Keigwin grew up on Long Island. He says now that he was always a person with “physical curiosity.” He didn’t know modern dance even existed until he was 16 and didn’t take formal dance classes until he was in his early 20s. Before that, though, he learned some basic circus skills like riding a unicycle and balancing on a tightrope. Not surprisingly, this "jocky" kid was a high school gymnast, although not a competitor.

Larry Keigwin really started dancing in high school in musical comedies. He followed up that enthusiasm at his local college, Hofstra University. He partly paid his way through school dancing at private parties for a company called Chez-zam, appearing at corporate events and over-the-top bar mitzvahs, something he described as being kitchy and full of the kind of campy sparkle he enjoyed.

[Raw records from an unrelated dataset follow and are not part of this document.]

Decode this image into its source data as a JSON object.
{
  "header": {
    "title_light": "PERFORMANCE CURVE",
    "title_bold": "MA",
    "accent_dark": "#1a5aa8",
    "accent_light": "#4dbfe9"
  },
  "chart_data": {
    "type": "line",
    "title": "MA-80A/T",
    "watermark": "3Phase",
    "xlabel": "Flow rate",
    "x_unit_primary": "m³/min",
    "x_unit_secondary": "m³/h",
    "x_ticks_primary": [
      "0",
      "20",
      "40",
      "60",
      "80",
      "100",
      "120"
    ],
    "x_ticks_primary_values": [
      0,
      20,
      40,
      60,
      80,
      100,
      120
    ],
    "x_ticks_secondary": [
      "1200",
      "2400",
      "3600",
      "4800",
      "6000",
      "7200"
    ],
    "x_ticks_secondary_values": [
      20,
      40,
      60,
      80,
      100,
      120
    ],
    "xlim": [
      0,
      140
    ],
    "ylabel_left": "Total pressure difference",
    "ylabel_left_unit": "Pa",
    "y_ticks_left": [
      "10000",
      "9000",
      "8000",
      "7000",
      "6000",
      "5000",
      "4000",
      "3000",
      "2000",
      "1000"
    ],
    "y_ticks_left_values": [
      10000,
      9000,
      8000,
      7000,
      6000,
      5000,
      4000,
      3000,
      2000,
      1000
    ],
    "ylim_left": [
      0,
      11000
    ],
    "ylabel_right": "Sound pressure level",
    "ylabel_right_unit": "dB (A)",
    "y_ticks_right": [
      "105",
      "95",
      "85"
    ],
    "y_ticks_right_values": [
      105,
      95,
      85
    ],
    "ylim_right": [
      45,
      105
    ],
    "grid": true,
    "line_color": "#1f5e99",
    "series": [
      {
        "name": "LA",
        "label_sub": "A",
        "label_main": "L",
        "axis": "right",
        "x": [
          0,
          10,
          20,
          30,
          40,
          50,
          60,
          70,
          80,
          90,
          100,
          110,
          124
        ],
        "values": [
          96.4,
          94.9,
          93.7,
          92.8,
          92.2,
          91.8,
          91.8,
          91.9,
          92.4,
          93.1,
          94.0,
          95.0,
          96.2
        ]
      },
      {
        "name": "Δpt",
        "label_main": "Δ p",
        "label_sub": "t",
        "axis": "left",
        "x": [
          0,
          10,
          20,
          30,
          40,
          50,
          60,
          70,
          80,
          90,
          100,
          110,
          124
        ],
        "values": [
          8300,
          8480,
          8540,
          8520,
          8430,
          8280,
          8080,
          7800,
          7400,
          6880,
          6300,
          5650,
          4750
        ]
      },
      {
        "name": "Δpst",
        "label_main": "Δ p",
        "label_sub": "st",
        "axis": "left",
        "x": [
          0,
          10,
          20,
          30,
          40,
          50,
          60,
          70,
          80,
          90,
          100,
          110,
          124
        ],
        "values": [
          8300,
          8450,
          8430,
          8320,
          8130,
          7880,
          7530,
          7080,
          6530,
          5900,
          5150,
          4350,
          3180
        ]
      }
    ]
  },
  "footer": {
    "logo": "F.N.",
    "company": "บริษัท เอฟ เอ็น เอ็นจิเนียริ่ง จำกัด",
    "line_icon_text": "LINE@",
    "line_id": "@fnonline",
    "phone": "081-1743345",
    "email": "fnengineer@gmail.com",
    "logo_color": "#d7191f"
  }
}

Once he went professional, Keigwin performed with a number of “downtown” New York companies, including those of Jane Comfort and John Jasperse. He spent six years as associate director of Mark Dendy’s troupe and won a “Bessie” award for his dancing in Dendy’s Dream Analysis. Alongside those commitments, has performed in Dance of the Vampires (which he cheerfully lists on his professional resume as a “Broadway bomb”), choreographed the off- Broadway production of Rent, and created high-kicking numbers for the Rockettes.

In 2002, Keigwin formed a company to develop his own choreography. No one was auditioned: all the dancers were friends or people he knew from other dance circumstances who wanted to work together.

The troupe has two overlapping repertories: the main company, with its relatively serious concert work, and Keigwin’s Cabarets, small scale acts that he first started, he says, because he wanted to throw a party. For these burlesque-inspired performances his regular troupe is augmented by professional drag queens and other theatrical special guests, and their menu of works include everything from a spoof of American Idol to a reverse strip tease.

For this return of Keigwin + Company to the Bates Dance Festival, the company has assembled a retrospective repertory. Natural Selection, from 2004, evokes the amphibious and animal origins of human behavior and ultimately reaches towards flight. In Triptych, from 2009, James Ingall's lighting scheme and the black bands of the dancers' costumes establish architectural geometries that regulate the dancers' exploration of repetition and duration.

When Keigwin's Trio first premiered last year as Balloon Dance, a commission from Works & Process at the Guggenheim, it was surrounded by a set by Jason Hackenwerth made of balloons that waved around the edge of the performance space like a raft of sea anemones. Sadly, the decor was too difficult to replicate on tour, but the three dancers continue to play their liquid interactions against Adam Crystal's original score.

Contact Sport, the newest work on this engagement looks back to Keigwin's schoolboys days with a male quartet built out of memories of his life with his brothers during those long ago Long Island days. Based on studio improvisations that ranged from playing Superman to standing shoulder to shoulder as if posing for family photographs, dancer Brando Cornay wrote on the company blog "We react and sometimes encourage the natural masculine competitiveness that comes into play, but what is making this piece substantial is the bond and underlying support you see come alive." Danced to a medley of songs by cabaret star Eartha Kitt -- including C'Mon A My House sung in rapid-fire Japanese! -- Larry Keigwin's Contact Sport blends brotherly roughhousing with affectionate laughter.